国家発展改革委員会(NDRC)、中国サイバースペース管理局(CAC)、工業情報化部(MIIT)、国家エネルギー局(NEA)は26日、データセンター・クラスター構築の実施計画を共同で発表した。同計画では、北京-天津-河北地域(BTH)、長江デルタ(YRD)、広東-香港-マカオ・グレーターベイエリア(GBA)、成都-重慶経済圏(CCEC)、貴州省、内モンゴル自治区、甘粛省、寧夏を、初期の国家データセンター・ハブの拠点として選定した。このうち、BTH、YRD、GBAは一級都市を中核とする東部地域であり、残りは中国西部地域である。これに対応して、同計画では、これらの国家ハブ間のネットワーク伝送路をさらに構築・アップグレードし、地域横断的なコンピューティング・スケジューリング能力を向上させる。

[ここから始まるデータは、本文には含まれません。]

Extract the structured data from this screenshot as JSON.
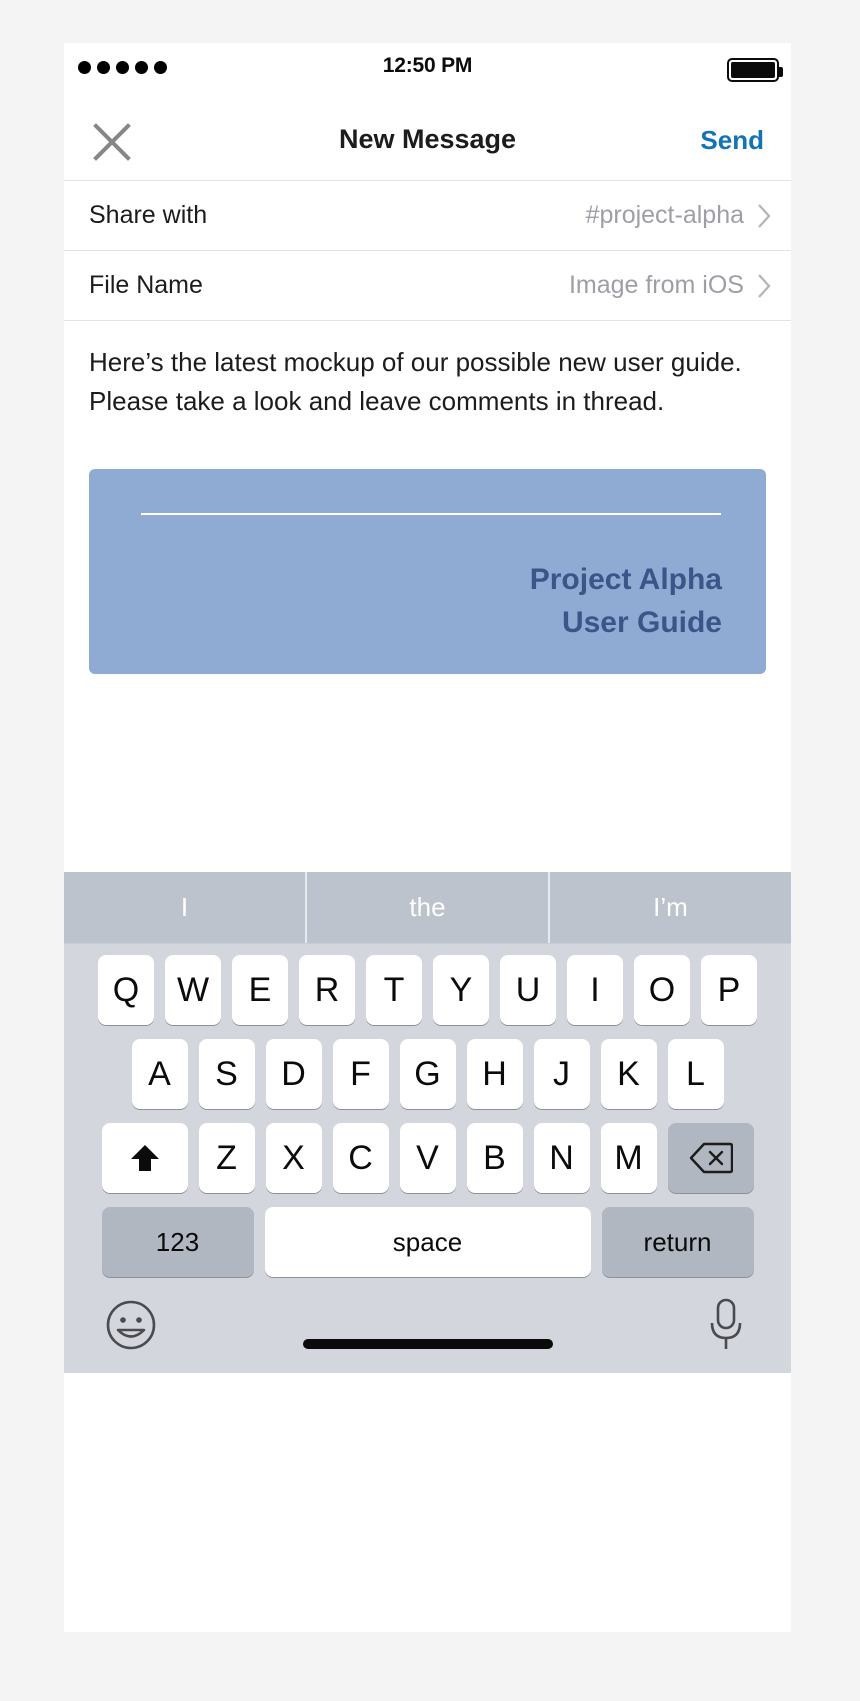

2020年12月、4つの部門はデータセンターの集中開発を強化することを提案し、それに基づいて今年5月に実施計画を発表した。このような展開により、国はデータセンターが中国西部と一流都市周辺に集まるよう誘導し、西部のデータセンターが東部の顧客のデータ処理とストレージのニーズを引き受けるよう位置づけることを目指した。一方、行き当たりばったりの投資を避けるため、同計画ではデータセンターの規模や省エネレベルなどの基準値も定めている。例えば、初期の段階では、高頻度のリアルタイム・インタラクティブ・ビジネス要件には、BTH、YRD、GBA、CCECに2つのデータセンター・クラスターを設立することを認めるが、バックグラウンド処理、オフライン分析、ストレージ・バックアップ、その他の非リアルタイム・コンピューティング要件には、他の4つの省に1つしか設立しない。

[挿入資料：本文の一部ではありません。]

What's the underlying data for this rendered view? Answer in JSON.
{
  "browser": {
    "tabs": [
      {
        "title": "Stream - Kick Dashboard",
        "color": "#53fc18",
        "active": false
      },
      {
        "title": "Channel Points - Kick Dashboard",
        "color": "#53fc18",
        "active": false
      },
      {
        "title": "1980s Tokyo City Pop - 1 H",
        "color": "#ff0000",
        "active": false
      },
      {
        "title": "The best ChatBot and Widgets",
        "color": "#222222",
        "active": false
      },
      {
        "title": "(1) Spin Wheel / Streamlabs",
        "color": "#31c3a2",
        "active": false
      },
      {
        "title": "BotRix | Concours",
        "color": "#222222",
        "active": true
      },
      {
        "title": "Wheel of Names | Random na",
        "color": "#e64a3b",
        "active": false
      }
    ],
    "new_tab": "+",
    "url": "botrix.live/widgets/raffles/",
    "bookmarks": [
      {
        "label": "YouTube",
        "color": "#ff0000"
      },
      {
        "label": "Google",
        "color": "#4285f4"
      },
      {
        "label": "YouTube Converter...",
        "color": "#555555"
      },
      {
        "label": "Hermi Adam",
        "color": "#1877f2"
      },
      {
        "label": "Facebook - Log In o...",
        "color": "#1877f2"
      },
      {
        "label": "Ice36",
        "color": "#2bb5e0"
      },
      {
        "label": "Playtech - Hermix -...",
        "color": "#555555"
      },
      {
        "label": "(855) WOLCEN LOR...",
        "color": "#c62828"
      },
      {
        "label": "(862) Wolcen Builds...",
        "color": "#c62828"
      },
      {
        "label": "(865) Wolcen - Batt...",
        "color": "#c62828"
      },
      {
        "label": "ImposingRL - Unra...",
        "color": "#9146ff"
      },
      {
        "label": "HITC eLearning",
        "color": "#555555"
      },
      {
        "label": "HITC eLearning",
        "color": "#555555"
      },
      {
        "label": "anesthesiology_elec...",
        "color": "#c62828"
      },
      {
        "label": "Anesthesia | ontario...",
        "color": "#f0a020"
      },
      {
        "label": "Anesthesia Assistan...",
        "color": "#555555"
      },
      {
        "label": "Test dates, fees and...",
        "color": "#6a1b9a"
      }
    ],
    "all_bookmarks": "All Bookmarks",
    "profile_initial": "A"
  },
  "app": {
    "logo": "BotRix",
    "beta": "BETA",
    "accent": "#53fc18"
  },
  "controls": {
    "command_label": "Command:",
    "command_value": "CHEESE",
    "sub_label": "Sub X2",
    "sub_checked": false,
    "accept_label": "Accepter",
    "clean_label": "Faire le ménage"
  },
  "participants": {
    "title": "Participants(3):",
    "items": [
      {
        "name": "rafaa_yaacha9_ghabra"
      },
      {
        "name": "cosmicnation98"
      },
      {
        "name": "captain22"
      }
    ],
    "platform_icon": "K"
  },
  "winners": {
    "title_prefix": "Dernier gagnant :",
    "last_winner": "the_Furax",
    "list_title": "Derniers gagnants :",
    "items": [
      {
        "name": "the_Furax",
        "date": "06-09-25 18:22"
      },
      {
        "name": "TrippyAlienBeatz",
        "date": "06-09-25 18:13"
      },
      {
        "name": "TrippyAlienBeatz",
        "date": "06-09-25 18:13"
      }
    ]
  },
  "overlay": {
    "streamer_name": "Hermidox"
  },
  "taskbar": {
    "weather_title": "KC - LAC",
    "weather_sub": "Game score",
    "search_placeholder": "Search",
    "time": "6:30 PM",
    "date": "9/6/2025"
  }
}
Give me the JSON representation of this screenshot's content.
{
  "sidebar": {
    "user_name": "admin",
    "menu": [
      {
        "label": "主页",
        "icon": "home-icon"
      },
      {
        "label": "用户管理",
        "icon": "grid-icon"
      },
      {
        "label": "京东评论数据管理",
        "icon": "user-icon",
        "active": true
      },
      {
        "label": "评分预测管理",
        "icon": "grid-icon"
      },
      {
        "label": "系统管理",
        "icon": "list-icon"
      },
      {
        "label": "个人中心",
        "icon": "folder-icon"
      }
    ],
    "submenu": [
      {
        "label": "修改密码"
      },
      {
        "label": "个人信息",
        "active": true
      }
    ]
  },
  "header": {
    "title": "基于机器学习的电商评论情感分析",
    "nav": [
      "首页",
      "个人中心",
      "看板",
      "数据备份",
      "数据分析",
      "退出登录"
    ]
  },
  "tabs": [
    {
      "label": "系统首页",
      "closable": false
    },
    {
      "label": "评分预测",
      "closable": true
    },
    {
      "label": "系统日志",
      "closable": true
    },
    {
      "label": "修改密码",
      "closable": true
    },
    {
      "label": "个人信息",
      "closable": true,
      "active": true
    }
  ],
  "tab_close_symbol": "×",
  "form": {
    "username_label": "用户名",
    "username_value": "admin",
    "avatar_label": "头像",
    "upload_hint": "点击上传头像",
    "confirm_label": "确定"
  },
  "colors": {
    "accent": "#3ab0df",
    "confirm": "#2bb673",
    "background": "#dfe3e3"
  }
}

以前は、データ・サービス・プロバイダーや電気通信事業者が、それぞれの地域のビジネスのために、さまざまな都市にデータ・センターを建設していたため、規模の経済を発揮することが難しかった。さらに近年、データセンターの急速な成長に伴い、土地の供給、電力の安全性、気候条件などに対してより高い要件が設定されるようになった。中国西部地域は再生可能エネルギー資源が豊富で、データセンターの運営に適した冷涼な気候条件を備えているが、ネットワーク帯域幅が狭く、地方間のデータ伝送コストが高いという制約がある。そのため、データセンター・クラスターの建設とネットワーク伝送路のアップグレードは、西部地域の中国東部へのコンピューティング・パワー供給能力を効果的に強化する。さらに、データセンターの集中建設は、中国がカーボンニュートラルの目標を達成する助けにもなる。データセンターは中国の総電力消費量の約2%を占めており、その数は現在も急速に増加している。西部地域のデータセンター・クラスター周辺に再生可能エネルギー発電所を設置することで、データセンターはよりクリーンで持続可能な発展を遂げることができる。